The role of a high protein diet and exercise is also being increasingly recognized [Slonim et al., 1983; Padberg et al., 1989; Bodamer et al., 1997; Terzis et al., 2011].

Given the progress in the field, updated guidelines for the diagnosis and management of Pompe disease are needed.

The Pompe disease experience is illustrative of many of the challenges faced in the development of targeted treatments for rare diseases, but also of approaches that can result in successful product development.
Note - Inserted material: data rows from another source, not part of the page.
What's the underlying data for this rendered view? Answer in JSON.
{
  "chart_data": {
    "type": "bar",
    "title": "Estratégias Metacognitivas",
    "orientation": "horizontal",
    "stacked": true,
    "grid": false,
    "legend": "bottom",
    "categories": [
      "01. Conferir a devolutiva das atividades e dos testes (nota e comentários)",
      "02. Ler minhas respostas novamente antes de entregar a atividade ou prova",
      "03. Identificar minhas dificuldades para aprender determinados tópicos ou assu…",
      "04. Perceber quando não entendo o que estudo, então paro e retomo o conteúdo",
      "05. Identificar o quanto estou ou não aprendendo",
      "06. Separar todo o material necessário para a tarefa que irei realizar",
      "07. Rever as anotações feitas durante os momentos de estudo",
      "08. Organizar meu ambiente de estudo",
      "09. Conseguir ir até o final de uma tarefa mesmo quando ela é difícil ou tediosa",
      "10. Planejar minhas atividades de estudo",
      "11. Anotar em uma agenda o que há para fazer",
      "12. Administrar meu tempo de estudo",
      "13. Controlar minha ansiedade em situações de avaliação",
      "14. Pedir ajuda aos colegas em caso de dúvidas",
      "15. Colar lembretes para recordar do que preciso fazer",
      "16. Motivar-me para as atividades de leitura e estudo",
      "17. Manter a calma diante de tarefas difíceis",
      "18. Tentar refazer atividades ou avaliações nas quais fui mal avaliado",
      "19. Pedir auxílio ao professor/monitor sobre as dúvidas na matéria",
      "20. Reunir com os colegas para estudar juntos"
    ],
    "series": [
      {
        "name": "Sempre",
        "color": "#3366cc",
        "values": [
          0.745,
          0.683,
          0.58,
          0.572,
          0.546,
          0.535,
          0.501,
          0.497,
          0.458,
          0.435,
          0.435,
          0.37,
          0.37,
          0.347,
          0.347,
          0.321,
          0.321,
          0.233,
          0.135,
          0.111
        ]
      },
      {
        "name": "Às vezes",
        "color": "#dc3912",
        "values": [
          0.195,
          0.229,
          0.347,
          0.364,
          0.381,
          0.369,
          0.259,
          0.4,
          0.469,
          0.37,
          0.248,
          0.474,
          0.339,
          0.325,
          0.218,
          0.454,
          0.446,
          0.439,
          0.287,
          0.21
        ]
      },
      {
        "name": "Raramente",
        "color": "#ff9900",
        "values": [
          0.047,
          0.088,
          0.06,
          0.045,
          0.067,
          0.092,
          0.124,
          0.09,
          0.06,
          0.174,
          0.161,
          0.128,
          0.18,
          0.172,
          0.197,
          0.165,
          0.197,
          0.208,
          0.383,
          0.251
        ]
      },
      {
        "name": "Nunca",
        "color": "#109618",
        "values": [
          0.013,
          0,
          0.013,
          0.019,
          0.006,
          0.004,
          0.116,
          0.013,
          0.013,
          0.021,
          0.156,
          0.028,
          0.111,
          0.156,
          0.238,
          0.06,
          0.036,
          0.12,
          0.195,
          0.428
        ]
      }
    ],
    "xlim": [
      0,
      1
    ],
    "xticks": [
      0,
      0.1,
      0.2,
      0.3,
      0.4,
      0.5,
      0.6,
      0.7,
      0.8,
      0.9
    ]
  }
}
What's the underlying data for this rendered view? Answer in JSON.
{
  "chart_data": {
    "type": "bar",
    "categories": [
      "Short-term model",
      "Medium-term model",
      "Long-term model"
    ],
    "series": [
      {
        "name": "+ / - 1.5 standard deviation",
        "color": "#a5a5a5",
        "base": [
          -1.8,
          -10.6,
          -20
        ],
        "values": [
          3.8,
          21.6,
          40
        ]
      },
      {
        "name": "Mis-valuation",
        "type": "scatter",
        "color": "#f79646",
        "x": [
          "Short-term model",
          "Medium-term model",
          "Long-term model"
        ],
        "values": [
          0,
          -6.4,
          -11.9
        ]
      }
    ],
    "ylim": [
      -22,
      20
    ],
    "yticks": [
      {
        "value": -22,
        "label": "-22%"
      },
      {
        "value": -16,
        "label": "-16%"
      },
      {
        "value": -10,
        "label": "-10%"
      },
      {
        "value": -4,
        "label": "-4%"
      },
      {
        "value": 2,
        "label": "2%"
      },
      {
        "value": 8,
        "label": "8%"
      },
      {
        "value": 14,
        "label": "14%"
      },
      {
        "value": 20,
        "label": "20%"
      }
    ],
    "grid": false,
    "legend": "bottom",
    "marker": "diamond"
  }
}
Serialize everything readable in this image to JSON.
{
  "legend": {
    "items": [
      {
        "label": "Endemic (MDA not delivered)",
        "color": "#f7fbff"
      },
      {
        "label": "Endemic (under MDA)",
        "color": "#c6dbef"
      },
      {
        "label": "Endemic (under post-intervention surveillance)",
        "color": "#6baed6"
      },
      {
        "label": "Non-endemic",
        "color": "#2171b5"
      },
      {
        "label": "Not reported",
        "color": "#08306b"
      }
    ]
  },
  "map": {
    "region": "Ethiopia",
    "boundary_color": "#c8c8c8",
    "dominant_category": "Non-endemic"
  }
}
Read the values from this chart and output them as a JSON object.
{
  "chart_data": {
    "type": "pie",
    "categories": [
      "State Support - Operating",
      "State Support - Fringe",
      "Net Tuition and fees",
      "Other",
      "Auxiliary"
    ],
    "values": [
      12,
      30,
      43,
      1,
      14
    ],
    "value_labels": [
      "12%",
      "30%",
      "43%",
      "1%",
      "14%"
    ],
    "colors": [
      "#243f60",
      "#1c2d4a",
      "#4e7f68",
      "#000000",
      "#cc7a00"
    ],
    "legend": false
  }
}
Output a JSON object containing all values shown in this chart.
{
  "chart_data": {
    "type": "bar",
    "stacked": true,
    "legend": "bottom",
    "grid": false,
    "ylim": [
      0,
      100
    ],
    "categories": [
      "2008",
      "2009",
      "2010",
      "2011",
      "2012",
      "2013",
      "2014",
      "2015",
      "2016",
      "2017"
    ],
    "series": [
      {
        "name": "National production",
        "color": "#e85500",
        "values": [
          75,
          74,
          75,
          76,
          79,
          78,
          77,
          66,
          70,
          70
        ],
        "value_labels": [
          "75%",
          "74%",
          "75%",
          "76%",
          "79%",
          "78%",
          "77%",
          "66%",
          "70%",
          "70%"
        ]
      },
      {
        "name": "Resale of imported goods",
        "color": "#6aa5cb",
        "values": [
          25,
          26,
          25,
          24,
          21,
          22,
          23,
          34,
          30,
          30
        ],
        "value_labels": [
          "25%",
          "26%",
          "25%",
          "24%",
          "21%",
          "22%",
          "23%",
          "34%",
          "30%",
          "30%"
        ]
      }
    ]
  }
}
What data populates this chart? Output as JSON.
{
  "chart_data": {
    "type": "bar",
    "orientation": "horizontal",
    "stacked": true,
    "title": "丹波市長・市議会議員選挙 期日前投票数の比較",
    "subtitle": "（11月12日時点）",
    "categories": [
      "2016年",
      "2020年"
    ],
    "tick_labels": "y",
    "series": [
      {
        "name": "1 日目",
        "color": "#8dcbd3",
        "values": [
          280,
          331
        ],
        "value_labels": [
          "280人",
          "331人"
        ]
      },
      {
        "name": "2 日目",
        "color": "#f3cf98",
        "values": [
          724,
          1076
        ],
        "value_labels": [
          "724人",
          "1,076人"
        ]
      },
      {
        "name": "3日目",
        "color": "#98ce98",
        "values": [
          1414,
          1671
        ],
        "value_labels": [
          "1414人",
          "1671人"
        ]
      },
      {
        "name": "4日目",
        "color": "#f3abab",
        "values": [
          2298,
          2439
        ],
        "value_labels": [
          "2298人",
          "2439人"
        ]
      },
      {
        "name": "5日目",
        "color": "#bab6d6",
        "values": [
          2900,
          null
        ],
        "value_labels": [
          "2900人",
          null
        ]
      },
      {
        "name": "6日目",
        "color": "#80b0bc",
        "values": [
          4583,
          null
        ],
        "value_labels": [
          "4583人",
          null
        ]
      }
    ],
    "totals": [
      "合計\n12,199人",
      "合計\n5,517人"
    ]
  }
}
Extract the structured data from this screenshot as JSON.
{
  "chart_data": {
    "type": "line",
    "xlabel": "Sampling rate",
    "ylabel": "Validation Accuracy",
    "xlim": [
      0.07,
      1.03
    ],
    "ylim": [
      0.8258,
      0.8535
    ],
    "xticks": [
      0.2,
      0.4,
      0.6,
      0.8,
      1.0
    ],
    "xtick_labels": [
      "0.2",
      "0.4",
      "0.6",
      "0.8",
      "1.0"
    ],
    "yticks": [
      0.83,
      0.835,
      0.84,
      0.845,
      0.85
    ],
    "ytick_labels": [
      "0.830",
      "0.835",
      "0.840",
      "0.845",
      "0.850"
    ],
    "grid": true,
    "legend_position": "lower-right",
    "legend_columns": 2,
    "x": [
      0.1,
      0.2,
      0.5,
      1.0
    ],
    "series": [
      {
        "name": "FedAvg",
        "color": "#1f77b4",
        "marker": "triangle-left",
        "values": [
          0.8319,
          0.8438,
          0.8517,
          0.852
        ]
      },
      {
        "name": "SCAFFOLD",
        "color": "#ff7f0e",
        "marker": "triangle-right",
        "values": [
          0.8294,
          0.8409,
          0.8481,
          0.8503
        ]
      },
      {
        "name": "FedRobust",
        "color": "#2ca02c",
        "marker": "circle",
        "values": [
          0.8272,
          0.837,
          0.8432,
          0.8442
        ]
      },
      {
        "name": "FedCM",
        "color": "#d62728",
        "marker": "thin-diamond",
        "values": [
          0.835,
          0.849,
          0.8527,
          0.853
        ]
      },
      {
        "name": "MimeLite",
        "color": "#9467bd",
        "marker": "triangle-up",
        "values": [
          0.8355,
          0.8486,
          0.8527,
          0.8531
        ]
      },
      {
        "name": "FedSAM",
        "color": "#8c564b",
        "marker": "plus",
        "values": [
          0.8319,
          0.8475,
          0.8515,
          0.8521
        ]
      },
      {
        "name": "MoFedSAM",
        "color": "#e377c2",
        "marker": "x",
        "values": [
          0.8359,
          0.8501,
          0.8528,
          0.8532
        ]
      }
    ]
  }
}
The complexity of Pompe disease in presentation and therapeutic response highlights the importance of interdisciplinary collaboration in developing our ever-evolving understanding of this condition. Partnership between industry, academia, patients, and overall international cooperation has been and will continue to be pivotal in the advancement of understanding Pompe disease. Most importantly, these advancements are bettering the lives of patients and promising brighter futures not only to those living with the disease today, but also to those of future generations.